On Nov. 7, no-moat Gap GPS announced that longtime employee Art Peck is resigning as CEO after more than four years in the position and, separately, that third-quarter sales and earnings had badly missed expectations. Shares dropped a high-single-digit percentage in post-market trading on the news. Peck will be replaced as CEO on an interim basis by chairman Robert Fisher until a replacement can be found. The announcement came less than two months after Gap held an analyst event to discuss the planned separation of Old Navy from the rest of the company. While Gap claims the Old Navy separation will go forward, we believe it makes little sense to spin Old Navy given the drop in its business (three straight quarters of negative same-store sales).

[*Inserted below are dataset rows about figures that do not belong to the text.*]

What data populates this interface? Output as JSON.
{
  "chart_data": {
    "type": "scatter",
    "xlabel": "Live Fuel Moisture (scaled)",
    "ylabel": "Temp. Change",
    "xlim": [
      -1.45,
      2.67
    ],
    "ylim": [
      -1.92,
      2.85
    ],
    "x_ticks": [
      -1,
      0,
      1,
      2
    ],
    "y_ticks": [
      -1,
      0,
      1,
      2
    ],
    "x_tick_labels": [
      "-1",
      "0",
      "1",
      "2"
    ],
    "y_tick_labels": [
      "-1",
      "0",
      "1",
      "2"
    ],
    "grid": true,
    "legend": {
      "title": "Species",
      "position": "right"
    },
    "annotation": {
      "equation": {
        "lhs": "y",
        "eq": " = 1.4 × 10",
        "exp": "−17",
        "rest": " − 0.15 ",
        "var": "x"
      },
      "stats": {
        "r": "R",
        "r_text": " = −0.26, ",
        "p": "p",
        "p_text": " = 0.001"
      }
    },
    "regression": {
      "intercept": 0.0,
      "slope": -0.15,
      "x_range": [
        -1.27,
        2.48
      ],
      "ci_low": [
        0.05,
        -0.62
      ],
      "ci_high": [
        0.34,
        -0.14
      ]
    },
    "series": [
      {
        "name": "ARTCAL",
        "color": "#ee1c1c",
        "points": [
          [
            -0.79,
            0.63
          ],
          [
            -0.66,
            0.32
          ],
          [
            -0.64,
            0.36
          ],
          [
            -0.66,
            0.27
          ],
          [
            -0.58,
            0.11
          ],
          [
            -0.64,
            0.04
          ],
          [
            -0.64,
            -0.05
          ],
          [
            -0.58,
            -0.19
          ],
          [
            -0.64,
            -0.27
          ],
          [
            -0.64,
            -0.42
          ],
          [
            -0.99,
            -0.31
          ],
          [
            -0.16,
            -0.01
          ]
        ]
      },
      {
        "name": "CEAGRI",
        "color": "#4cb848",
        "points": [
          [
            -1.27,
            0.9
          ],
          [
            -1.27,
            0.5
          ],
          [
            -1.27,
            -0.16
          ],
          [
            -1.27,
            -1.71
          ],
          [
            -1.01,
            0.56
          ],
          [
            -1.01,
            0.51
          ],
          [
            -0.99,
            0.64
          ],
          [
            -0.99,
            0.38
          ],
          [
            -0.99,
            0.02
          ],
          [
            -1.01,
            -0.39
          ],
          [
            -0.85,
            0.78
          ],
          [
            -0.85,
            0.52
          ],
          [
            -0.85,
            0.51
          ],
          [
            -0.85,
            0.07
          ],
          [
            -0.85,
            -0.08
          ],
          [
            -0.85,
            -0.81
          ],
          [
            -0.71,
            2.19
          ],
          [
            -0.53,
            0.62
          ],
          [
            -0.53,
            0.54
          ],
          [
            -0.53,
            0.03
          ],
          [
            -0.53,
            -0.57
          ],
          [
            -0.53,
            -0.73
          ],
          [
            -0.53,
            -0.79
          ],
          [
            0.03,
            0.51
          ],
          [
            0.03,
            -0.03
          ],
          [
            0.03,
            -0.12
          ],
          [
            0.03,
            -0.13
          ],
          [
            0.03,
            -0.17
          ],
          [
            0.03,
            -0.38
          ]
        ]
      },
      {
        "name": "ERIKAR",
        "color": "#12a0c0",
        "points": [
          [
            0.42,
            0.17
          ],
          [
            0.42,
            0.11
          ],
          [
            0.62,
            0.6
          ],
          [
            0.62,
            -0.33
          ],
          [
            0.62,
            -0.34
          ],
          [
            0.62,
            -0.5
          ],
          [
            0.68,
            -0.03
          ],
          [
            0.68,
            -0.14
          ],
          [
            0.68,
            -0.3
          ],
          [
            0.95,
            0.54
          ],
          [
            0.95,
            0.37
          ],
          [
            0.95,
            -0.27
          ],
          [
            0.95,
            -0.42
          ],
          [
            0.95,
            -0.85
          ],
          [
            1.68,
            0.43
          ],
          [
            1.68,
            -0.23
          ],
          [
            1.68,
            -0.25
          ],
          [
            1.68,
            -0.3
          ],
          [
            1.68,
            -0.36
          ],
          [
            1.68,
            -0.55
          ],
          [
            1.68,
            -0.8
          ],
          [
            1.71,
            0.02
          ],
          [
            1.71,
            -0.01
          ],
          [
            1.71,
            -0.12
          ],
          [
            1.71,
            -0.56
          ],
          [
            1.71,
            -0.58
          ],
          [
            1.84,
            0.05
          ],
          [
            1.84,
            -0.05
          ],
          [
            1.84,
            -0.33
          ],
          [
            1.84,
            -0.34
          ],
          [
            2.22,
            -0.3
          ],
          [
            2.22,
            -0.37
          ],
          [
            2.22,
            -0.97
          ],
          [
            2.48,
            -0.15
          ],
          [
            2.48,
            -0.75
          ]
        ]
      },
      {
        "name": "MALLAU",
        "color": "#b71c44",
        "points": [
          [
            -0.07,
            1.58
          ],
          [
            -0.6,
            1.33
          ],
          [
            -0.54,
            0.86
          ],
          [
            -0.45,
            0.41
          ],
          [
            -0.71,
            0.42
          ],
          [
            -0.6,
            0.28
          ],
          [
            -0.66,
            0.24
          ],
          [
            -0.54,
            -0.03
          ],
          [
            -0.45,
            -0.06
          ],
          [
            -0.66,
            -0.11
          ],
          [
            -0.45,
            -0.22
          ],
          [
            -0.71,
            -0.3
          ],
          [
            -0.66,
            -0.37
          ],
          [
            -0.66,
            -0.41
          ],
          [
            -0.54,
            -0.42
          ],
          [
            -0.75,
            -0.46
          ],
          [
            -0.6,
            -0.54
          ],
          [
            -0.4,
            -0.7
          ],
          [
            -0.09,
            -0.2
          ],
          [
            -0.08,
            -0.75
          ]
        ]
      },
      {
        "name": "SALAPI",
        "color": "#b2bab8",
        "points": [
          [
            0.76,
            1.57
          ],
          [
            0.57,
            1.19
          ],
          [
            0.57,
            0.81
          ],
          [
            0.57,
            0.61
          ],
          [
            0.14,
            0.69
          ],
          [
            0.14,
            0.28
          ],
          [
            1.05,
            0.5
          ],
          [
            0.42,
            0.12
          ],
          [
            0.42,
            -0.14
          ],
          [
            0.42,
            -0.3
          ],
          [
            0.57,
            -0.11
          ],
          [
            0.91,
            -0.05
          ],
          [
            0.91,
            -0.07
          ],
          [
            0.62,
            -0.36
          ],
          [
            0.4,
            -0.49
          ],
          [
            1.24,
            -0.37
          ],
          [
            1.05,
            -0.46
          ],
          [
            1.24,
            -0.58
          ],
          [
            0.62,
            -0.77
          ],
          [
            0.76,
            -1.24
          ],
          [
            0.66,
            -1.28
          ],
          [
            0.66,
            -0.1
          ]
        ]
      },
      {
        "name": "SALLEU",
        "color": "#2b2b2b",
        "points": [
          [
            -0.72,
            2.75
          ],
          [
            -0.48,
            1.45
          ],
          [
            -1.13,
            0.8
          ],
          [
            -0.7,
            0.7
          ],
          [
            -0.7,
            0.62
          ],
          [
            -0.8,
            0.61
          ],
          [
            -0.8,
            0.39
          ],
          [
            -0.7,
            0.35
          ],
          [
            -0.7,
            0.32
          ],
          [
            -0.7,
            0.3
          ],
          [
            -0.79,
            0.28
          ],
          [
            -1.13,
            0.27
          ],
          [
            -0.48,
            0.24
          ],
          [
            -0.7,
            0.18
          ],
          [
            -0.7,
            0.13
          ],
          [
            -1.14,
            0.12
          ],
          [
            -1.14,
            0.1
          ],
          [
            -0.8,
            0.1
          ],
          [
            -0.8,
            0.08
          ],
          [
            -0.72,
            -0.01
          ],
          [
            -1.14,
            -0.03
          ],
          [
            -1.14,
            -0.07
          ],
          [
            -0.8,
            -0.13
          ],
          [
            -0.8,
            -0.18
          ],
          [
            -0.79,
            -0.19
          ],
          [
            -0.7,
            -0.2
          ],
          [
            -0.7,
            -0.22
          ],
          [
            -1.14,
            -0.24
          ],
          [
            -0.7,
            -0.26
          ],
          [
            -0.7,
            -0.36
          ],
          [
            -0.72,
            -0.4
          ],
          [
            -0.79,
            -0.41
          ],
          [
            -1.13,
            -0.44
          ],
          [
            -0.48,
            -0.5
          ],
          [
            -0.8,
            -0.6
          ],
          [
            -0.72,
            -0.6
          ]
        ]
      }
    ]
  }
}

Gap's consolidated same-store sales of negative 4% in the third quarter missed our negative 2% view as none of its three segments performed well. Gap Global's same-store sales of negative 7% fell far short of our negative 2% forecast even though the comparison was relatively easy (negative 7% last year). These results come even as Gap has already closed many of its lowest-performing stores. Meanwhile, Old Navy's same-store sales of negative 4% and Banana Republic's same-store sales of negative 3% each missed our forecasts by one percentage point. Further, Gap projected third-quarter adjusted EPS and GAAP EPS ranges of $0.50-$0.52 and $0.34-$0.36, respectively, versus our forecasts of $0.58 and $0.43, respectively. For the full-year, Gap guided to adjusted EPS of $1.70-$1.75, well below our $2.09 forecast. This guidance suggests poor sales and earnings in the fourth quarter as well. Gap will report its full third-quarter earnings on Nov. 21. It is highly likely that the weak sales negatively impacted gross and operating margins in the quarter. We view Gap as undervalued but expect to reduce our fair value estimate of $27 by a mid-single-digit percentage based on the sales trends and expected margin deterioration.